Indian regulators have closed six of the 11 coal-fired power plants within a 300km radius of New Delhi, as the capital has been blanketed by toxic smog for nearly two weeks.
The Commission for Air Quality Management also closed schools and colleges until further notice, banned private construction work and restricted the entry of trucks into the city until November 21.
The temporary restrictions followed a warning from the Indian Meteorological Department that climactic conditions meant the dangerous air pollution was likely to persist.
India’s Supreme Court has demanded that authorities take steps to tackle the problem, potentially including a Covid-style lockdown.
Environmentalists said the temporary closure of the thermal power plants would help reduce emissions but urged authorities to take more stringent long-term measures to prevent air quality from deteriorating to such dangerous levels.
“It’s a good step, but it’s too little too late,” said Jyoti Pandey Lavakare, co-founder of Care for Air, a civil society group that advocates for stronger pollution control measures, and author of Breathing Here is Injurious to your Health. “Pollution is something they should be addressing through the year, not in a knee-jerk reactive way.”
“This is not an unknown emergency,” she added. “This is something that happens every single year without fail. Half a billion people on the Indo-Gangetic Plain get completely shrouded by this toxic smog.”
New Delhi has been ranked as the world’s most polluted capital city for three successive years in the World Air Quality report from IQ Air, a Swiss air technology company.

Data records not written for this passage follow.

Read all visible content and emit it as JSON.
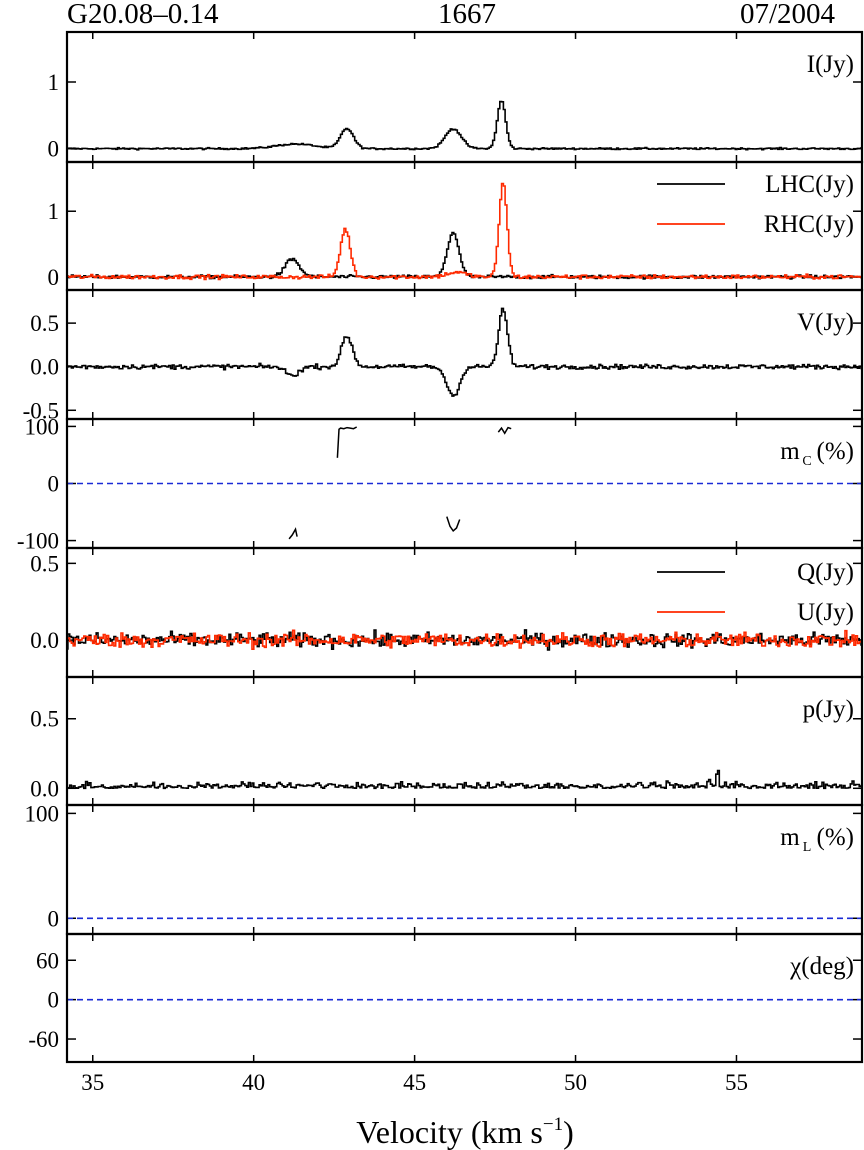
{
  "header": {
    "source": "G20.08–0.14",
    "frequency": "1667",
    "date": "07/2004"
  },
  "xaxis": {
    "label_main": "Velocity (km s",
    "label_sup": "−1",
    "label_close": ")",
    "range": [
      34.2,
      58.9
    ],
    "ticks": [
      35,
      40,
      45,
      50,
      55
    ]
  },
  "chart_data": [
    {
      "id": "I",
      "type": "line",
      "ylabel": "I(Jy)",
      "ylim": [
        -0.2,
        1.75
      ],
      "yticks": [
        0,
        1
      ],
      "ytick_labels": [
        "0",
        "1"
      ],
      "series": [
        {
          "color": "#000000",
          "noise": 0.012,
          "peaks": [
            [
              41.3,
              0.07,
              0.6
            ],
            [
              42.9,
              0.3,
              0.2
            ],
            [
              46.2,
              0.3,
              0.25
            ],
            [
              47.7,
              0.72,
              0.13
            ]
          ]
        }
      ]
    },
    {
      "id": "LR",
      "type": "line",
      "ylim": [
        -0.2,
        1.75
      ],
      "yticks": [
        0,
        1
      ],
      "ytick_labels": [
        "0",
        "1"
      ],
      "legend": [
        {
          "name": "LHC(Jy)",
          "color": "#000000"
        },
        {
          "name": "RHC(Jy)",
          "color": "#ff2a00"
        }
      ],
      "series": [
        {
          "name": "LHC(Jy)",
          "color": "#000000",
          "noise": 0.025,
          "peaks": [
            [
              41.2,
              0.27,
              0.22
            ],
            [
              46.2,
              0.68,
              0.18
            ]
          ]
        },
        {
          "name": "RHC(Jy)",
          "color": "#ff2a00",
          "noise": 0.03,
          "peaks": [
            [
              42.85,
              0.73,
              0.15
            ],
            [
              46.3,
              0.07,
              0.3
            ],
            [
              47.75,
              1.45,
              0.12
            ]
          ]
        }
      ]
    },
    {
      "id": "V",
      "type": "line",
      "ylabel": "V(Jy)",
      "ylim": [
        -0.6,
        0.88
      ],
      "yticks": [
        -0.5,
        0.0,
        0.5
      ],
      "ytick_labels": [
        "-0.5",
        "0.0",
        "0.5"
      ],
      "series": [
        {
          "color": "#000000",
          "noise": 0.025,
          "peaks": [
            [
              41.2,
              -0.1,
              0.2
            ],
            [
              42.9,
              0.35,
              0.17
            ],
            [
              46.2,
              -0.33,
              0.2
            ],
            [
              47.75,
              0.65,
              0.14
            ]
          ]
        }
      ]
    },
    {
      "id": "mc",
      "type": "line",
      "ylabel": "m",
      "ylabel_sub": "C",
      "ylabel_tail": "(%)",
      "ylim": [
        -113,
        113
      ],
      "yticks": [
        -100,
        0,
        100
      ],
      "ytick_labels": [
        "-100",
        "0",
        "100"
      ],
      "zero_line": true,
      "segments": [
        {
          "x": [
            41.1,
            41.2,
            41.3,
            41.35
          ],
          "y": [
            -97,
            -90,
            -80,
            -93
          ]
        },
        {
          "x": [
            42.6,
            42.65,
            42.7,
            42.8,
            42.9,
            43.0,
            43.1,
            43.2
          ],
          "y": [
            45,
            95,
            97,
            96,
            98,
            97,
            96,
            99
          ]
        },
        {
          "x": [
            46.0,
            46.1,
            46.2,
            46.3,
            46.4
          ],
          "y": [
            -58,
            -75,
            -83,
            -78,
            -63
          ]
        },
        {
          "x": [
            47.6,
            47.7,
            47.8,
            47.9,
            48.0
          ],
          "y": [
            90,
            97,
            88,
            98,
            96
          ]
        }
      ]
    },
    {
      "id": "QU",
      "type": "line",
      "ylim": [
        -0.24,
        0.6
      ],
      "yticks": [
        0.0,
        0.5
      ],
      "ytick_labels": [
        "0.0",
        "0.5"
      ],
      "legend": [
        {
          "name": "Q(Jy)",
          "color": "#000000"
        },
        {
          "name": "U(Jy)",
          "color": "#ff2a00"
        }
      ],
      "series": [
        {
          "name": "Q(Jy)",
          "color": "#000000",
          "noise": 0.045,
          "peaks": []
        },
        {
          "name": "U(Jy)",
          "color": "#ff2a00",
          "noise": 0.045,
          "peaks": []
        }
      ]
    },
    {
      "id": "p",
      "type": "line",
      "ylabel": "p(Jy)",
      "ylim": [
        -0.12,
        0.8
      ],
      "yticks": [
        0.0,
        0.5
      ],
      "ytick_labels": [
        "0.0",
        "0.5"
      ],
      "series": [
        {
          "color": "#000000",
          "noise": 0.04,
          "abs": true,
          "peaks": [
            [
              54.4,
              0.12,
              0.05
            ]
          ]
        }
      ]
    },
    {
      "id": "mL",
      "type": "line",
      "ylabel": "m",
      "ylabel_sub": "L",
      "ylabel_tail": "(%)",
      "ylim": [
        -15,
        108
      ],
      "yticks": [
        0,
        100
      ],
      "ytick_labels": [
        "0",
        "100"
      ],
      "zero_line": true
    },
    {
      "id": "chi",
      "type": "line",
      "ylabel": "χ(deg)",
      "ylim": [
        -95,
        100
      ],
      "yticks": [
        -60,
        0,
        60
      ],
      "ytick_labels": [
        "-60",
        "0",
        "60"
      ],
      "zero_line": true
    }
  ]
}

Levels of dangerous fine particulates, known as PM2.5, in the city are 16 times higher than what has been deemed safe by the World Health Organization, with the air fouled by a mix of diesel exhaust, industrial emissions, dust and smoke from the burning of agricultural waste.
Pollution is not restricted to the capital: ten of the world’s most polluted 15 cities are in north India, according to IQ Air. The Lancet medical journal estimates that India’s air pollution causes 1m deaths a year.
While authorities have tried to ban polluting activities such as the setting off of firecrackers and stubble burning by farmers, enforcement is weak, with politicians reluctant to crack down on powerful interest groups.
Delhi residents defied the ban on firecrackers during the recent Diwali holiday, drawing praise from Hindu nationalists for resisting a rule they portrayed as an attack on their religion.
“It’s not being taken seriously,” said Pandey. “People don’t realise there is a cumulative, irreversible harm being down to their bodies through the years.”
India’s pollution crisis has coincided with its push — alongside China — to dilute the COP26 agreement by insisting on weaker language for the phasing out of coal-fired power.
New Delhi insists that it must expand its coal-fired power plant capacity to meet the energy and development needs of its impoverished population.